Donald Trump spent the 48 hours following his debate performance in St. Louis escalating a war of words against his fellow Republicans. Rather than focusing his fire on opponent Hillary Clinton, he attacked GOP lawmakers who have disavowed or distanced themselves from him. McCain was “foul-mouthed.” House Speaker Paul Ryan was a “very weak and ineffective leader.”
There’s a sense of sobriety in the Never Trumpers who opposed Trump as the nominee months before he became the party’s official pick in July. “Most of the fellow Republicans I know are reacting the same way they’d react to a horrific car crash on the interstate,” quipped Dan Drezner, a GOP commentator who teaches at Tufts University.
But they also feel a slight—an ever-so-slight—twinge of satisfaction for being right all along.
“I’d be lying if I didn’t admit to some satisfaction that he is being exposed for the fake that many of us thought him to be from the beginning,” said Bryan McGrath, a defense consultant who in March helped organize a letter of 121 GOP national security leaders opposing Trump.

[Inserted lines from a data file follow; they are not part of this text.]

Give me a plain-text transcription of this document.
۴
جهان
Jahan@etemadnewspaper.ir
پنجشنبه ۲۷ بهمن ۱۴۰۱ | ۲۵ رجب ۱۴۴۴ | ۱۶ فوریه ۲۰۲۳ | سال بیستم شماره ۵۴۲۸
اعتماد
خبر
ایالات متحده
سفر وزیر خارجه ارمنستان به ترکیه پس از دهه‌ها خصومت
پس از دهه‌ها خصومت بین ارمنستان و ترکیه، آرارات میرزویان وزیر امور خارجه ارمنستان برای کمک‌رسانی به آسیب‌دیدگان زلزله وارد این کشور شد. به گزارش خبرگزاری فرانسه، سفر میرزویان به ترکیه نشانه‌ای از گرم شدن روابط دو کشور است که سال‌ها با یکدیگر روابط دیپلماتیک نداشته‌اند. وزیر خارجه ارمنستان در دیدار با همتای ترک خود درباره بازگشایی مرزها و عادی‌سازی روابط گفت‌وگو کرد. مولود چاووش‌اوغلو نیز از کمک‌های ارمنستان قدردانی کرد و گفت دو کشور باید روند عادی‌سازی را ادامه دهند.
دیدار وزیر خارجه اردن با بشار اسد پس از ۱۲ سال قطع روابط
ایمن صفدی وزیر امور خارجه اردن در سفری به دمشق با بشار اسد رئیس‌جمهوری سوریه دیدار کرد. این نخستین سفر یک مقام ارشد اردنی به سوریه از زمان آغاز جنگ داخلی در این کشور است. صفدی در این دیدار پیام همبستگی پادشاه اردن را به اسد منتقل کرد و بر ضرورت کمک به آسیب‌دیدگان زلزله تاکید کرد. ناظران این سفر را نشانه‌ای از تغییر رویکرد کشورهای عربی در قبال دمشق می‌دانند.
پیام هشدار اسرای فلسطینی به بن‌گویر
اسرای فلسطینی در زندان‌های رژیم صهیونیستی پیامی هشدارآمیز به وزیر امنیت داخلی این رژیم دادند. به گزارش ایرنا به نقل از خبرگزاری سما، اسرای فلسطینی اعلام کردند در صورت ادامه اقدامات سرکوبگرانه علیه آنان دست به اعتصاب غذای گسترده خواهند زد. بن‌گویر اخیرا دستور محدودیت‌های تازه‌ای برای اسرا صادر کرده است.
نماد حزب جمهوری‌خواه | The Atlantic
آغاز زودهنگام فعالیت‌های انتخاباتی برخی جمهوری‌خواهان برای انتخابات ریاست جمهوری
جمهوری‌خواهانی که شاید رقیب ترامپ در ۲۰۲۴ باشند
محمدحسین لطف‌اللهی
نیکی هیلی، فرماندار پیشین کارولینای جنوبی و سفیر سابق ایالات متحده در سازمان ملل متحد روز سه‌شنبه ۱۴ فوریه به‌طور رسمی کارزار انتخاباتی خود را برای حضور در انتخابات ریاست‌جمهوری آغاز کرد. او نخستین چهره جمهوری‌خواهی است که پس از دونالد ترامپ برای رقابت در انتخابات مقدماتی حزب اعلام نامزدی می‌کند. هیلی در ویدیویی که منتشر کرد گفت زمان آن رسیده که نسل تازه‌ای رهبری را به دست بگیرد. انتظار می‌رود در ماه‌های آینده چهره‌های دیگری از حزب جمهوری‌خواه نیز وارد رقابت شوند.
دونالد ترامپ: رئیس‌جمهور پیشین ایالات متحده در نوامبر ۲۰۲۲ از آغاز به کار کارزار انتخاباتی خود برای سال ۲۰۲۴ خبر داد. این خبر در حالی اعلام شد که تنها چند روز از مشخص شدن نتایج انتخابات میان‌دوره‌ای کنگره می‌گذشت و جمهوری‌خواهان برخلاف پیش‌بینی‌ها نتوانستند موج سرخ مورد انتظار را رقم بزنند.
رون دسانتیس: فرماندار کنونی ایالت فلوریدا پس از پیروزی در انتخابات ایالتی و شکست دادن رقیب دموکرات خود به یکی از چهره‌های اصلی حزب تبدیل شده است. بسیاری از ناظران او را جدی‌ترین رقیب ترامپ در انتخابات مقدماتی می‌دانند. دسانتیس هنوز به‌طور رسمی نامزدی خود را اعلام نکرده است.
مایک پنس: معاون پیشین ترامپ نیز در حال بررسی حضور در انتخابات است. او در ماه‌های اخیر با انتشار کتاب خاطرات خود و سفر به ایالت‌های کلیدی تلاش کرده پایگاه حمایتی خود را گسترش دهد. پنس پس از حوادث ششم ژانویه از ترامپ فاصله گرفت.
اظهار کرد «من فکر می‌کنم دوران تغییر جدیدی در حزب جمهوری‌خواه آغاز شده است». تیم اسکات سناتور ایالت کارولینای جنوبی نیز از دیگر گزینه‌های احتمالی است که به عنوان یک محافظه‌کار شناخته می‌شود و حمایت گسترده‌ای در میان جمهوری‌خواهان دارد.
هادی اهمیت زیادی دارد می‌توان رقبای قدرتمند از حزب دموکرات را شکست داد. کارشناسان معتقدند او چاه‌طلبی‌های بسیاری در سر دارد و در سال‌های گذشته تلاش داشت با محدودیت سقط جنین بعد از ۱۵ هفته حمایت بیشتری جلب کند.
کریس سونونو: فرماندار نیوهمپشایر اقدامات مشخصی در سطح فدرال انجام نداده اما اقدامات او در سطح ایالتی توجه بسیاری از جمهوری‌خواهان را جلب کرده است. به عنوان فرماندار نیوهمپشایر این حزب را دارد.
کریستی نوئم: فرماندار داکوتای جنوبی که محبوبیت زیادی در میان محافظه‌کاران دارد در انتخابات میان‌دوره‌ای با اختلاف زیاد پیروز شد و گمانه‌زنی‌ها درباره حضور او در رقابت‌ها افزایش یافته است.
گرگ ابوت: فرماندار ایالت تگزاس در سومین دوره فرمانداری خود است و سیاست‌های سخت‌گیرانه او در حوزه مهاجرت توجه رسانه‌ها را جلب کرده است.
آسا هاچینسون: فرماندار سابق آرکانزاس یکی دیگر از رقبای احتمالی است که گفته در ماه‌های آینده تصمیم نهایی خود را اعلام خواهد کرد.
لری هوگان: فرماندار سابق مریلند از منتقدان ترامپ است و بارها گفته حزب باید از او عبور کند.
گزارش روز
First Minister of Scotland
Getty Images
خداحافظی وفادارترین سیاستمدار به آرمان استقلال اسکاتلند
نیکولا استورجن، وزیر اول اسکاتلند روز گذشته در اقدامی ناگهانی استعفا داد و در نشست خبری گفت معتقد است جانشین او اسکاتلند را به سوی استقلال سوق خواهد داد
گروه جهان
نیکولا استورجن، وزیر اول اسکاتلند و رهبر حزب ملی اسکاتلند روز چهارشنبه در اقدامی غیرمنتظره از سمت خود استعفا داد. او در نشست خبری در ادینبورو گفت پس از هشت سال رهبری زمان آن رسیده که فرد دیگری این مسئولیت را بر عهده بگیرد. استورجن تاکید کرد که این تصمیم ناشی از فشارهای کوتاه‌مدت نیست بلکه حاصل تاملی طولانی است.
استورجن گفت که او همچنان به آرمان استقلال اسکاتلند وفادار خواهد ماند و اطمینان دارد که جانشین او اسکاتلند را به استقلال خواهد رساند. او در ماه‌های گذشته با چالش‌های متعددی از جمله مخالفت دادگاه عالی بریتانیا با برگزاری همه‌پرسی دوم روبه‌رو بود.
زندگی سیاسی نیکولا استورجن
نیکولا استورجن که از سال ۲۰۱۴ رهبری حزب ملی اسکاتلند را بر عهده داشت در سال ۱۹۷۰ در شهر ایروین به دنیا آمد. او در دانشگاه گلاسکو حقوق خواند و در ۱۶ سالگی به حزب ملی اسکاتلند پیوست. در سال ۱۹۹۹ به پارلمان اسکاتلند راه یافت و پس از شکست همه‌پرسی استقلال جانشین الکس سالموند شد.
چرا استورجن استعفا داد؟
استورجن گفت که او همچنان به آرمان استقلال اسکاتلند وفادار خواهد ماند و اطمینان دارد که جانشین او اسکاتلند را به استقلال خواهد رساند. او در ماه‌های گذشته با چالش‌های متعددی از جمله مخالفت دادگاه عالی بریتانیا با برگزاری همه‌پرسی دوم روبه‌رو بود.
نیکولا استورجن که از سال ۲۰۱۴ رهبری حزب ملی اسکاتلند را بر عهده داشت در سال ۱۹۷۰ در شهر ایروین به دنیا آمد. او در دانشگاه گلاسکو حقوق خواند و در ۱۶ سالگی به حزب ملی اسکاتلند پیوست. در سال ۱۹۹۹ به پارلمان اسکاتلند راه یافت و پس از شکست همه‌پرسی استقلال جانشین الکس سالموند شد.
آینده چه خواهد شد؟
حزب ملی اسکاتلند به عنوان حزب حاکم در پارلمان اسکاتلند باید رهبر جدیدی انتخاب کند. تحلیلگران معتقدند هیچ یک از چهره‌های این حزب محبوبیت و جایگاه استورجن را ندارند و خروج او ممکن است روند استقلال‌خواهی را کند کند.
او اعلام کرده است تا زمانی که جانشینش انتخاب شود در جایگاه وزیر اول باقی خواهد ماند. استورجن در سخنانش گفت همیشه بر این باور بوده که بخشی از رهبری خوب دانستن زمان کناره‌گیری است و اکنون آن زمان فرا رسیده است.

It’s a satisfaction that former Trump antagonists Sens. Ted Cruz and Marco Rubio may never get to feel—both denounced him in severe terms during the primary, but then later endorsed and have not backed away from their decision. On Tuesday, Rubio reaffirmed his support for Trump despite a leaked video showing the nominee advocating sexual assault.
Never Trumpers will not be satisfied with merely being right, however. The war against Trump will not be over, in the view of many who have opposed him from the beginning, until not only he—but also his supporters and their ideas—are entirely detached from the party.
“After election day, a bitter and protracted civil war will have to be waged to be rid of this mindless and militant Trump cult and to save genuine conservatism’s place in Lincoln’s Republican Party,” said Richard Russell, a Republican who formerly served as an adviser to the U.S. military’s Central Command.
The responsibility for a loss does not end with Trump, these Never Trumpers say—the entire Republican Party apparatus will need to be tossed overboard and replaced, including Republican National Committee Chairman Reince Priebus and other members of the Republican establishment that enabled the flawed nominee.
“After the election, there will be a reckoning,” said Carrie Cordero, who gave policy advice to Kasich during the governor’s presidential bid. “First step is Reince needs to go.”
“Reince thinks he’s the king of the party,” said Curly Haughland, who until recently was a member of the RNC from North Dakota. He clashed with the chairman over whether delegates could vote their conscience—rather than for Trump—during the Republican convention. “He is completely beholden to the political industry. His motives are self-serving, and not in the interest of grassroots Republicans, and that’s going to be his downfall.”
To avoid Trumpesque disaster-candidates in the future, said Tom Nichols, a former GOP senate aide who has since become a professor at the Naval War College, the RNC needs to make structural changes, “including closed primaries and discouraging pointless vanity campaigns—that are going to be crucial to preventing this kind of train wreck in the future.”
Trump’s campaign strategy, his pugilistic style, and the propensity to attack fellow Republicans will be fiercely debated after the election, and it’s a debate that could take years to resolve.
But one thing is for sure: The millions of GOP voters who supported Trump passionately will not go quietly. So even as Never Trumpers are preparing for a protracted battle, they are trying to forge the peace they hope comes after.
“Make sure Trump’s supporters understand that the Republican Party ‘gets’ the issues he raised, and work them into the GOP priorities,” McGrath said. “Listen to what Trump’s supporters said—but separate that from Trump.”